Rather than acting as the sole funder and manager of bureaucratic programs, New Economy governments need to co-invest and collaborate with other organizations — networks of companies, universities, non-profit community organizations, churches, and other civic organizations — to achieve a wide range of public policy goals.
Yet public policy has only begun to explore the potential of bottom-up, decentralized networks assuming the lead role in solving pressing societal problems. Government needs to co-invest in these efforts and foster continuous learning through the sharing of best- practice lessons. Most importantly, the collaborative network model requires government to relax its often overly rigid bureaucratic program controls and instead rely on incentives, information sharing, competition, and accountability to achieve policy goals.
Of the 10 rules, this last one may be the hardest for policy-makers to embrace. The legacy of government bureaucracy and “programs” as the solution to our problems — rather than government-enabled networks — is so deeply held that new approaches are not even considered in many cases.

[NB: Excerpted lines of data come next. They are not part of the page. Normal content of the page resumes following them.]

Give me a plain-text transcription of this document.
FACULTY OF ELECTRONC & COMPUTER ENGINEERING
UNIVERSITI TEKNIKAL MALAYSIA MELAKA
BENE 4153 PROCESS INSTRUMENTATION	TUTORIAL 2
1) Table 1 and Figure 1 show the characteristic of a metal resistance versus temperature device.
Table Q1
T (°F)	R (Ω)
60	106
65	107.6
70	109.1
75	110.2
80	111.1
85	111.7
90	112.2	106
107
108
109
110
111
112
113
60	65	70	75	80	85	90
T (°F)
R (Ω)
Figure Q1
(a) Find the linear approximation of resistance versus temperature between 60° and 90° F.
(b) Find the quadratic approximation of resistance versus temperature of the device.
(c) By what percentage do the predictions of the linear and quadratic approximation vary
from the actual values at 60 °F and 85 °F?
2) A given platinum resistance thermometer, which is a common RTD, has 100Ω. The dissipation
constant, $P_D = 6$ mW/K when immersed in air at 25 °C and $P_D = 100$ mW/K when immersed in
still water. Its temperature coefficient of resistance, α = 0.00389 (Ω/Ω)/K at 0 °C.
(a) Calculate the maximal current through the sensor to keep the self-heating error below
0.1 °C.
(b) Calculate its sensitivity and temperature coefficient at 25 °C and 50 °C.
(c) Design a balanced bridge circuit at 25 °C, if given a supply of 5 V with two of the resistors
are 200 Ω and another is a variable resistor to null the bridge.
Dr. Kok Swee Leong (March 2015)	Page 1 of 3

More than a decade since we first published these rules, it’s clear that many of our prescriptions remain unheeded. Whether or not you embrace the term “New Economy” is not the point. The U.S. economy is fundamentally different than it was two decades ago. To pretend that it hasn’t changed, and to continue ignoring the shifting landscape, will consign us to economic stagnation. That rules of the road issued in 1999 remain relevant today underscores just how little progress was made in the 2000s, and how much work needs to be done to fully bring America into the 21st century. Policy makers and stakeholders from across the political spectrum need to move beyond the talking points from another generation and embrace policies based on today’s realities.
The views expressed here do not necessarily reflect those of the Progressive Policy Institute.